May 24, 2007
Hydrogen fusion (updated)
James Lewis is quite correct in describing hydrogen in context as merely a method of energy conversion and transport and not a source of energy.
However, there is a context where hydrogen is a source of energy and that is hydrogen fusion, the process that powers both the stars and the hydrogen bomb. In hydrogen fusion, hydrogen atoms are brought together so forcefully that some of them fuse into helium with the loss of a small amount of matter (approximately 0.64%) which is converted directly into energy by E=MC2.
The Lawrence Livermore National Laboratory (LLNL) is engaged in a project to attempt controlled fusion. It is in the process of building the world's largest laser which would provide the conditions for the ignition of a very small amount of hydrogen fuel (so-called heavy hydrogen, or deuterium).

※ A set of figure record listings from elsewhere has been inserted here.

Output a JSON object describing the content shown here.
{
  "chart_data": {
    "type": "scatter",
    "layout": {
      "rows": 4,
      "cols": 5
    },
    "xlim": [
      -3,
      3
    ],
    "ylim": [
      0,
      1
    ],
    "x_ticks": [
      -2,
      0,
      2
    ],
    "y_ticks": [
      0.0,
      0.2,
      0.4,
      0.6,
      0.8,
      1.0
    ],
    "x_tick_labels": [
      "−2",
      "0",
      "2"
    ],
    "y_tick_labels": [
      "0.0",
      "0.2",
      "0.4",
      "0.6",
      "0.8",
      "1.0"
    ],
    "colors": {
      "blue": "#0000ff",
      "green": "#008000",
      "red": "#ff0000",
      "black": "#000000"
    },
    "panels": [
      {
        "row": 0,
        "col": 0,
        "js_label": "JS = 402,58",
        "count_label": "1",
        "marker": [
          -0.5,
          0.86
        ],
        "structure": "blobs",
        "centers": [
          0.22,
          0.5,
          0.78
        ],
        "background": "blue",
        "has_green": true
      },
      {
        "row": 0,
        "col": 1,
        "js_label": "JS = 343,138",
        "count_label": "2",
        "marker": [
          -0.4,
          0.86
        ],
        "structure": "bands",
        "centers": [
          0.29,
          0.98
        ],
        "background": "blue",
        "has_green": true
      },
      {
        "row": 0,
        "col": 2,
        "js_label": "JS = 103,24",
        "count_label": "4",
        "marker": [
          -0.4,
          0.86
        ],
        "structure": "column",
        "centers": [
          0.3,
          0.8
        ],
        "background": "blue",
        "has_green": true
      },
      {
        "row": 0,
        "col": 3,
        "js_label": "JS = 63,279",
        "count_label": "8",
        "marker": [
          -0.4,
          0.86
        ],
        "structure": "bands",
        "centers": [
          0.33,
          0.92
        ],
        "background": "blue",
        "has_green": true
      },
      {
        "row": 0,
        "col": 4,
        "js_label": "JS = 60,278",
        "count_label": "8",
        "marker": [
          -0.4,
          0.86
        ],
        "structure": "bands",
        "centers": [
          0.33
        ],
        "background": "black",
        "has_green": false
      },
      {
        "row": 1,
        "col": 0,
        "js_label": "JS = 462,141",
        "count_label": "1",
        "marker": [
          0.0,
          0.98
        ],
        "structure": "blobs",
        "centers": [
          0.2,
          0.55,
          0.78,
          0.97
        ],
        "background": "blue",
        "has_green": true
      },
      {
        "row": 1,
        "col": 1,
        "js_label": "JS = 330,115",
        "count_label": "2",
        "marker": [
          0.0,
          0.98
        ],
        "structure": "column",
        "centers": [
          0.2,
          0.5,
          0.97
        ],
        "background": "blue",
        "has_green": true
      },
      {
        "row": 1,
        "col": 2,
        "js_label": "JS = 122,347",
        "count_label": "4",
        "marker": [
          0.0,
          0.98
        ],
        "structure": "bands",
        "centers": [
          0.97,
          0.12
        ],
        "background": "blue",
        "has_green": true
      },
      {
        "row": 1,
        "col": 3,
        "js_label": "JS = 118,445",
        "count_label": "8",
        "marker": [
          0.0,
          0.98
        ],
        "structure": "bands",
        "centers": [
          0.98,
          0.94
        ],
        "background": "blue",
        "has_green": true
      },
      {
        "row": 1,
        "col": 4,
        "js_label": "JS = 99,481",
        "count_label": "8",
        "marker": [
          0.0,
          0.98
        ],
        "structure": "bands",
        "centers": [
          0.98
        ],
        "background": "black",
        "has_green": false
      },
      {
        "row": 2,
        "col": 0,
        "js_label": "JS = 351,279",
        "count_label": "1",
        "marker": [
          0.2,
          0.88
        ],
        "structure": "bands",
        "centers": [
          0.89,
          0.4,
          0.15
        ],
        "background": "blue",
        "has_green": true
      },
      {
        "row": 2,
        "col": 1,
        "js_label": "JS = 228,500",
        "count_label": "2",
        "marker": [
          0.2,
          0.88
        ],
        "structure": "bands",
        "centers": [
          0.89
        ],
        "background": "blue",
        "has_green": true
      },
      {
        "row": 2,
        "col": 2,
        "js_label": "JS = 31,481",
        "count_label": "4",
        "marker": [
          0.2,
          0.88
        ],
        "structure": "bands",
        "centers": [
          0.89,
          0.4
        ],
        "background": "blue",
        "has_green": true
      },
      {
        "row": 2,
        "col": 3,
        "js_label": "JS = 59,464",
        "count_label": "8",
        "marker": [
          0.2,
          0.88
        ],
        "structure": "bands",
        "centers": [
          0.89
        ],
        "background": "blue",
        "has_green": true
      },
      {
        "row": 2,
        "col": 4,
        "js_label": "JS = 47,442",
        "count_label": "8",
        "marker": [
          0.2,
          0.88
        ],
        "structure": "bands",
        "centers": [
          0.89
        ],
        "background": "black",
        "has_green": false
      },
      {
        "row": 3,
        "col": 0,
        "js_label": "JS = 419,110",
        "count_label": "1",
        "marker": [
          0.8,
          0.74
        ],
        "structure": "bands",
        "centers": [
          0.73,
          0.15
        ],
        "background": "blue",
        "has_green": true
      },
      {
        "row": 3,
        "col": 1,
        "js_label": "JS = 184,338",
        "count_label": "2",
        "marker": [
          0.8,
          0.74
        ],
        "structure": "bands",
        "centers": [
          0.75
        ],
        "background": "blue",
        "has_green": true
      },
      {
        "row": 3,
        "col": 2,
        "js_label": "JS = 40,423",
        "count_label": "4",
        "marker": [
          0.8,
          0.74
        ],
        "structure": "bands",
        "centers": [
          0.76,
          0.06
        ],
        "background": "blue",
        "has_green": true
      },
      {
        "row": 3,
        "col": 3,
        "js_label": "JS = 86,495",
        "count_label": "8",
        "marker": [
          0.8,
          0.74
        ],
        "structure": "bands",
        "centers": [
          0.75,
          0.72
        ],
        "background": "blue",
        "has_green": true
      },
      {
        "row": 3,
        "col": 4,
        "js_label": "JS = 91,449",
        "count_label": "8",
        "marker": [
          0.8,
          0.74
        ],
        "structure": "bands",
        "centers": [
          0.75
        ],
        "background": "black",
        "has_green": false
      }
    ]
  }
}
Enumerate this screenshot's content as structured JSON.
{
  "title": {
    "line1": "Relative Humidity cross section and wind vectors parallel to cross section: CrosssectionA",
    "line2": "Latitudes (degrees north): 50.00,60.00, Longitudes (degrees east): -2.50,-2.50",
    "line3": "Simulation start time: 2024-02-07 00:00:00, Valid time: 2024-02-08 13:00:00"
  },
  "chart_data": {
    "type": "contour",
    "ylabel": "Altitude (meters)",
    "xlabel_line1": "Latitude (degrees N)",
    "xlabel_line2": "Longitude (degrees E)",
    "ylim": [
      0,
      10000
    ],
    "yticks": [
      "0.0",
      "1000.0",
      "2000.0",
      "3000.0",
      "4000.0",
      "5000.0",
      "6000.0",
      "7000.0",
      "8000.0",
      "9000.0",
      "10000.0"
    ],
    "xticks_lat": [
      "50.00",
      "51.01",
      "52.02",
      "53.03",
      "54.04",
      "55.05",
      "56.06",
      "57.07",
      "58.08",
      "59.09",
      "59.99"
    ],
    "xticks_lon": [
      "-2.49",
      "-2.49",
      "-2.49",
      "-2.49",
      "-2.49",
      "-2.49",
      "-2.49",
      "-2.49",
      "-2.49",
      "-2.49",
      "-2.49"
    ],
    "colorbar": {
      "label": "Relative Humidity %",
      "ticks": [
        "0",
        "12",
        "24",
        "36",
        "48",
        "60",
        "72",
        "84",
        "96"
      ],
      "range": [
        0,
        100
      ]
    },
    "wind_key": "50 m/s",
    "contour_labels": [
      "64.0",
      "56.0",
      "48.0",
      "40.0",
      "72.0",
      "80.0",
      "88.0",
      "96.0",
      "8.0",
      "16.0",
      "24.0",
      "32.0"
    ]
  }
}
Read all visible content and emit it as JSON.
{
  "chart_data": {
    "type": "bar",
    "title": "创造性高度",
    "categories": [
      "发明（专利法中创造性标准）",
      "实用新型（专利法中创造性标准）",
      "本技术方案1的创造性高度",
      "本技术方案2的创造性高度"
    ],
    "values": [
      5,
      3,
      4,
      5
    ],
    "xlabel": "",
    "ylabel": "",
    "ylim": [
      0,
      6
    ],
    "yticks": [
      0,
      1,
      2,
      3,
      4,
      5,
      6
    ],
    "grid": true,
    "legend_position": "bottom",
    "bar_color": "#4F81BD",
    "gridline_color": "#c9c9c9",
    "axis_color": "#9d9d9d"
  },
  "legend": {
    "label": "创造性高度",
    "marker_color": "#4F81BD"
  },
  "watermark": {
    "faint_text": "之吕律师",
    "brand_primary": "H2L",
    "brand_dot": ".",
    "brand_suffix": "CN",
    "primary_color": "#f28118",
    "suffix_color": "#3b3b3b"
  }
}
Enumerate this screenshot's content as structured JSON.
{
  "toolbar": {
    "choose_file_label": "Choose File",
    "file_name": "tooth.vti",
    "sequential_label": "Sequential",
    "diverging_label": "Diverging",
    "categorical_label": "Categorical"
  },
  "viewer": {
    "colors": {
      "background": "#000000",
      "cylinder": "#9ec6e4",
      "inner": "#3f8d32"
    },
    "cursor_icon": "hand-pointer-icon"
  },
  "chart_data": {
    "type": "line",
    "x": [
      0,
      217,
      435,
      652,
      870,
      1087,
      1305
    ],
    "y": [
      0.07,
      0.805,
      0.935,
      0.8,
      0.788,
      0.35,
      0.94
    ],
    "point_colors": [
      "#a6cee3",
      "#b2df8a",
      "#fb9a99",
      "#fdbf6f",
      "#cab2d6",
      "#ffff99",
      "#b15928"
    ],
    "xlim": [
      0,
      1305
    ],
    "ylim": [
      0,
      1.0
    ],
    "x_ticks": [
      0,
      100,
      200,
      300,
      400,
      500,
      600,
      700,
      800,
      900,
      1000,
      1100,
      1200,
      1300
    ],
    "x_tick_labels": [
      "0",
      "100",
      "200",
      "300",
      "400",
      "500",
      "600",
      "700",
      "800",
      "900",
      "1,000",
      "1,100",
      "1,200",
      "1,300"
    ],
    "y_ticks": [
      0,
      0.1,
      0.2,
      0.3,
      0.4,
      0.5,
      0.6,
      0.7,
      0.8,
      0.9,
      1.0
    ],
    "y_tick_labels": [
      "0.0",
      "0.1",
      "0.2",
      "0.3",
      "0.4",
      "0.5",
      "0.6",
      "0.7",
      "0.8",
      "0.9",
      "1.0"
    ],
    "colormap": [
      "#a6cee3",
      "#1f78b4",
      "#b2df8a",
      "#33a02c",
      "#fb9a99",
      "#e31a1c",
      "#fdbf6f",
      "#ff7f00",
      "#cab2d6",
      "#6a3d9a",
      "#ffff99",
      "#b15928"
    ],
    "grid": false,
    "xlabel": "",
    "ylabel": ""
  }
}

This project is called the National Ignition Facility and can be seen here.
LLNL has been working on controlled fusion for over twenty years. Success has proved elusive, as it has with a different technique developed initially in Russia, called a Tokamak reactor, where deuterium is confined magnetically as a plasma. The Tokamak approach failed - so far - due to instabilities induced in the plasma by the compression.
According to the current schedule, LLNL expects ignition - i.e., a successful test that would generate more energy than it consumes - by 2010 or a bit earlier. If achieved, this would be a landmark event. It would point the way to a new, abundant, and relatively clean source of energy, although there would still be much engineering work to be done. Deuterium, the fuel for hydrogen fusion, occurs naturally in seawater, albeit as a small proportion to the whole (.02%). This is sufficient that the fusion energy content of 1 gallon of seawater is roughly equivalent to 300 gallons of gasoline!
There are many details that have to be solved that are beyond this brief piece. Not the least of them is that initial fusion reaction would also use tritium, which does not occur naturally. The deuterium-tritium reaction releases a flux of "extra" neutrons that would be absorbed by the containment vessel and gradually break it down. So there is no free lunch with controlled fusion, but it also does not generate the long-lived waste isotopes characteristic of nuclear fission plants.
So, let's hope that the NIF remains on schedule and that it achieves the landmark of controlled fusion ignition by 2010!
Update: Tom Bruner writes:
Regarding the burning or smashing of hydrogen, I join Greg Richards in wishing the Lawrence Livermore National Laboratory, and all fusion researchers, the very best of luck in their efforts to bring fusion to the masses. However, it seems that controlled fusion has been "within the next ten years" since I was in high school and Nixon was president. So if it's down to 3 years now, we should see it within the next 15 or 20. The first commercial plant would go online a decade or so after that if lead time is comparable to other power plants.
Update: Tom Bruner writes:
Regarding the burning or smashing of hydrogen, I join Greg Richards in wishing the Lawrence Livermore National Laboratory, and all fusion researchers, the very best of luck in their efforts to bring fusion to the masses. However, it seems that controlled fusion has been "within the next ten years" since I was in high school and Nixon was president. So if it's down to 3 years now, we should see it within the next 15 or 20. The first commercial plant would go online a decade or so after that if lead time is comparable to other power plants.
However, with regard to hydrogen as an energy transport mechanism, it probably becomes economically viable when hydrogen fission is used to liberate the hydrogen from the source molecule. The transmission loss described by James Lewis still applies, of course, but the sheer amount of power available from a fission plant provides a certain economy that may overcome the inefficiency of the transport process if employed on a commercial scale.
Vehicles present a special problem in any case: they must store an energy source of some kind. Barring a Mister Fusion device, an energy source must be transported to and stored by vehicles to keep them safe and relatvely small. Current battery technology limits range of of pure electric vehicles too much to be practical in most cases. This leaves us with hydrogen, or petroleum based fuel.
We are limited in our domestic crude oil production by environmental concerns, justified or not. We are limited in our fission power production capacity by safety concerns, justified or not. We are limited in our fusion power production because the technology has not yet arrived.
The good news is that some very talented people are working on the problem.